I also agree with your point to go with netgate devices. Personally, sometimes this usb get failed and I have to re-image it again and staying here and guiding someone to do so is little bit hard.

Thanks for your suggestion. I will take a look for all of them and take a try. Also my fault that I did not shared the expected users that will be on network after the expansion. I am assuming that we will be having around 3 Servers and around 40-50 devices on LAN. Guest wifi I guess not more than 100 devices. So I am not sure what to do.

Totally agree bro. same situation as yours. It took me almost 7 years to bring this setup to have 2 managed POE switches 5 ubiquiti AP’s and 1 Pfsense running on a CPU.

@neogrid If you can suggest me a netgate device that suits my requirements. Please suggest me one.

Netgate has the features on all their firewalls - https://techspecs.ui.com/

The smallest/cheapest I would suggest in the Netgate 2100: pfSense Plus How to buy

Competing product would be the OPNsense DEC675 or DEC677 which is more money DEC677 – OPNsense® Desktop Security Appliance – OPNsense® Shop

A roll your own would be if you can find a good price on an HP T740 and good price on an Intel NIC to put inside, but prices on the T740 vary wildly since it is still a current product. If you can grab a new one in box for $200usd it’s a good deal and glad I grabbed a couple when I saw them at this price. Alternate might still be the HP T620 Plus with an Intel card installed, though this is getting a little old and slow (I have one that I used for several years).

Also look at prices for older used “tiny, mini. micro” computers Introducing Project TinyMiniMicro Home Lab Revolution - ServeTheHome

Some people are using old used Sophos XG series as their starting point with either PFsense or OPNsense, I don’t know enough about them to make a suggestion.

Used Supermicro servers with an X9 main board are a maybe, as are their Atom C3xxx series processor main boards. You might find them used under the Brand name Hyve (x9 series). X10 main board is newer/better but more costly.
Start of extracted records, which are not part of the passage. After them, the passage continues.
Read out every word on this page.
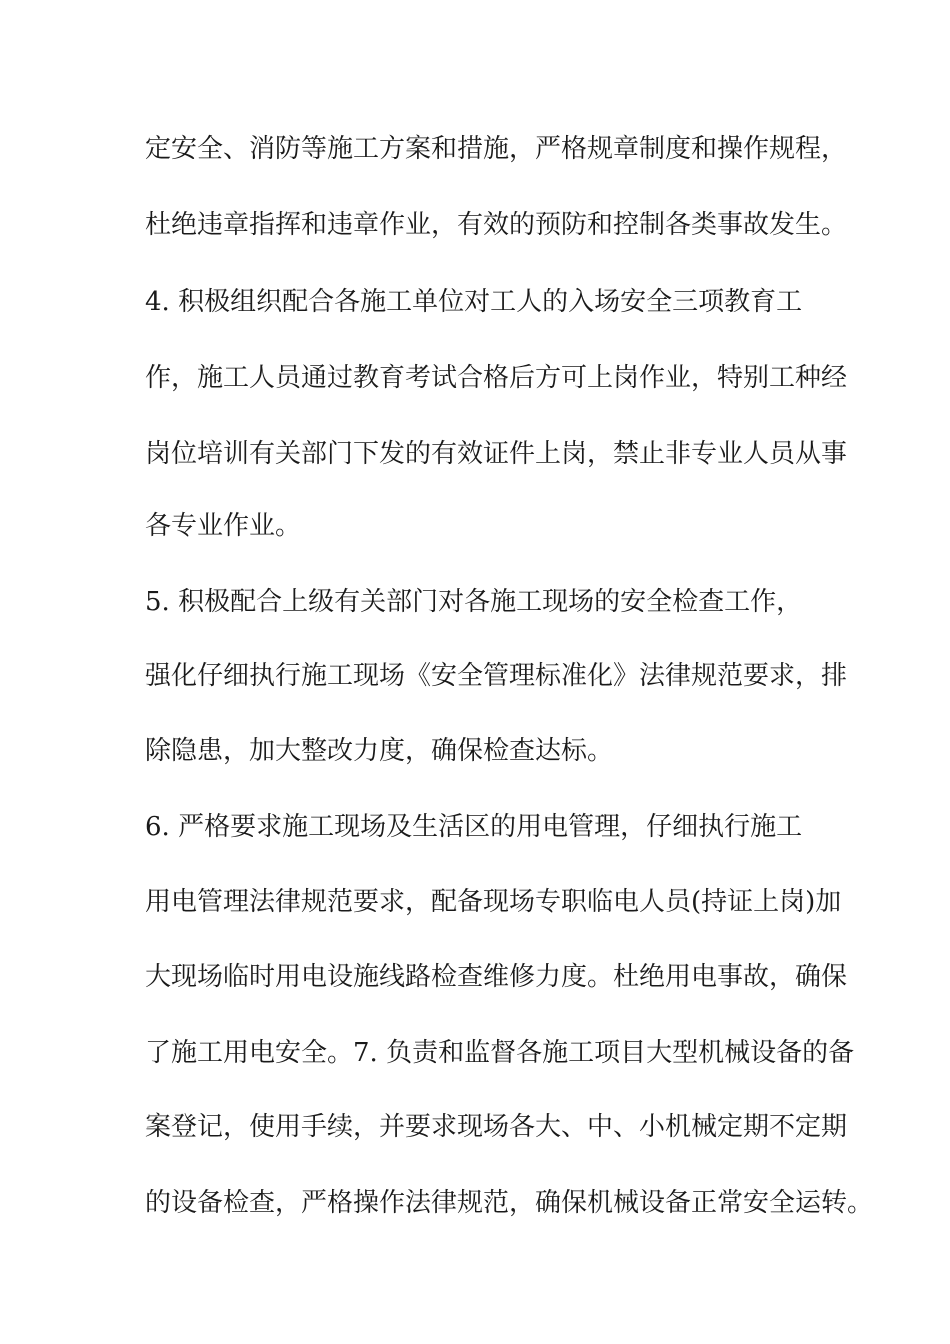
定安全、消防等施工方案和措施，严格规章制度和操作规程，
杜绝违章指挥和违章作业，有效的预防和控制各类事故发生。
4. 积极组织配合各施工单位对工人的入场安全三项教育工
作，施工人员通过教育考试合格后方可上岗作业，特别工种经
岗位培训有关部门下发的有效证件上岗，禁止非专业人员从事
各专业作业。
5. 积极配合上级有关部门对各施工现场的安全检查工作，
强化仔细执行施工现场《安全管理标准化》法律规范要求，排
除隐患，加大整改力度，确保检查达标。
6. 严格要求施工现场及生活区的用电管理，仔细执行施工
用电管理法律规范要求，配备现场专职临电人员(持证上岗)加
大现场临时用电设施线路检查维修力度。杜绝用电事故，确保
了施工用电安全。7. 负责和监督各施工项目大型机械设备的备
案登记，使用手续，并要求现场各大、中、小机械定期不定期
的设备检查，严格操作法律规范，确保机械设备正常安全运转。
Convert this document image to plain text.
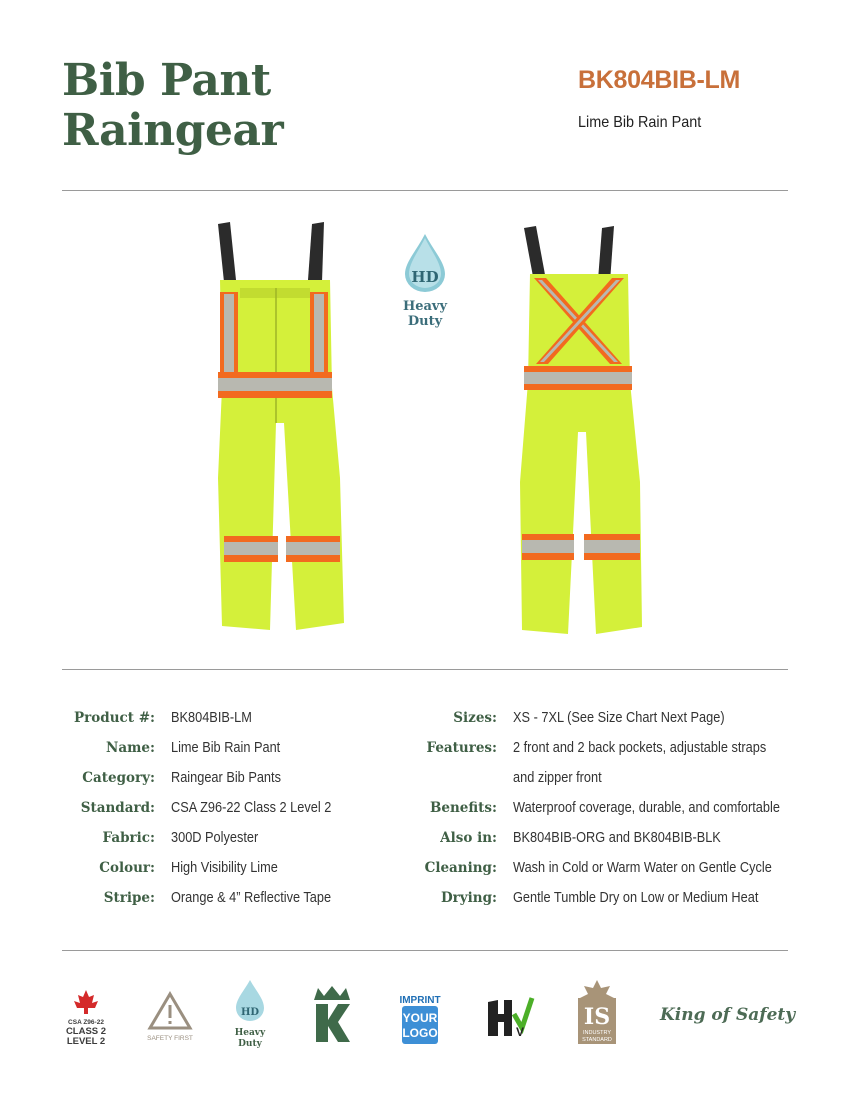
Bib Pant
Raingear
BK804BIB-LM
Lime Bib Rain Pant
HD
Heavy
Duty
Product #: BK804BIB-LM
Name: Lime Bib Rain Pant
Category: Raingear Bib Pants
Standard: CSA Z96-22 Class 2 Level 2
Fabric: 300D Polyester
Colour: High Visibility Lime
Stripe: Orange & 4” Reflective Tape
Sizes: XS - 7XL (See Size Chart Next Page)
Features: 2 front and 2 back pockets, adjustable straps
and zipper front
Benefits: Waterproof coverage, durable, and comfortable
Also in: BK804BIB-ORG and BK804BIB-BLK
Cleaning: Wash in Cold or Warm Water on Gentle Cycle
Drying: Gentle Tumble Dry on Low or Medium Heat
CSA Z96-22
CLASS 2
LEVEL 2	SAFETY FIRST
HD
Heavy
Duty
IMPRINT
YOUR
LOGO	V
IS
INDUSTRY
STANDARD
King of Safety
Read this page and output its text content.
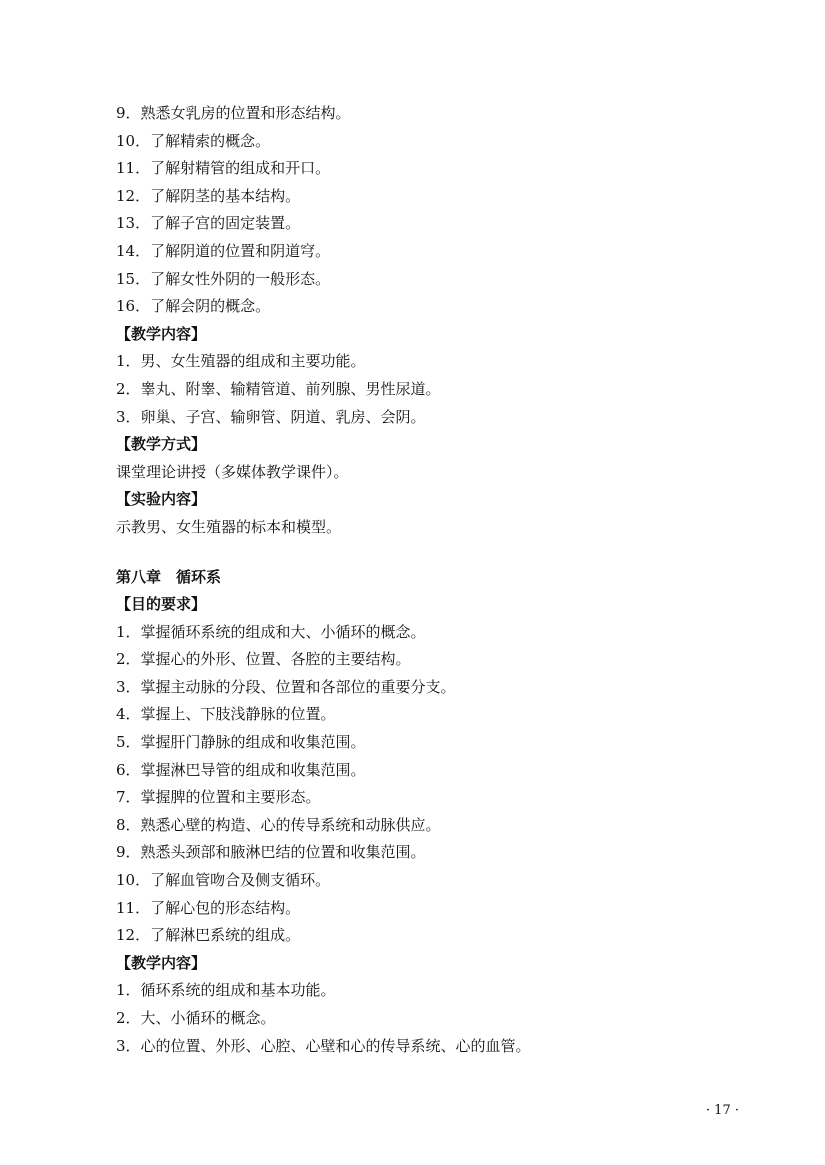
9．熟悉女乳房的位置和形态结构。
10．了解精索的概念。
11．了解射精管的组成和开口。
12．了解阴茎的基本结构。
13．了解子宫的固定装置。
14．了解阴道的位置和阴道穹。
15．了解女性外阴的一般形态。
16．了解会阴的概念。
【教学内容】
1．男、女生殖器的组成和主要功能。
2．睾丸、附睾、输精管道、前列腺、男性尿道。
3．卵巢、子宫、输卵管、阴道、乳房、会阴。
【教学方式】
课堂理论讲授（多媒体教学课件）。
【实验内容】
示教男、女生殖器的标本和模型。
第八章　循环系
【目的要求】
1．掌握循环系统的组成和大、小循环的概念。
2．掌握心的外形、位置、各腔的主要结构。
3．掌握主动脉的分段、位置和各部位的重要分支。
4．掌握上、下肢浅静脉的位置。
5．掌握肝门静脉的组成和收集范围。
6．掌握淋巴导管的组成和收集范围。
7．掌握脾的位置和主要形态。
8．熟悉心壁的构造、心的传导系统和动脉供应。
9．熟悉头颈部和腋淋巴结的位置和收集范围。
10．了解血管吻合及侧支循环。
11．了解心包的形态结构。
12．了解淋巴系统的组成。
【教学内容】
1．循环系统的组成和基本功能。
2．大、小循环的概念。
3．心的位置、外形、心腔、心壁和心的传导系统、心的血管。
· 17 ·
Or in the end, keep using what you have and install a good i350 card and maybe expand to 8gb of ram. That would let you see how much load you are really placing on the old hardware. The NIC card could be used in newer hardware, just make sure to buy one that has both low profile and full height brackets, you never know what you need until you buy a hardware upgrade so nice to have both brackets in hand. The dual core processor will eventually be a limiting factor, but should probably still be OK for 100mbps internet and light duty routing between the connections. If possible buy a 4 port NIC, gives you a little flexibility later if you need another port for something.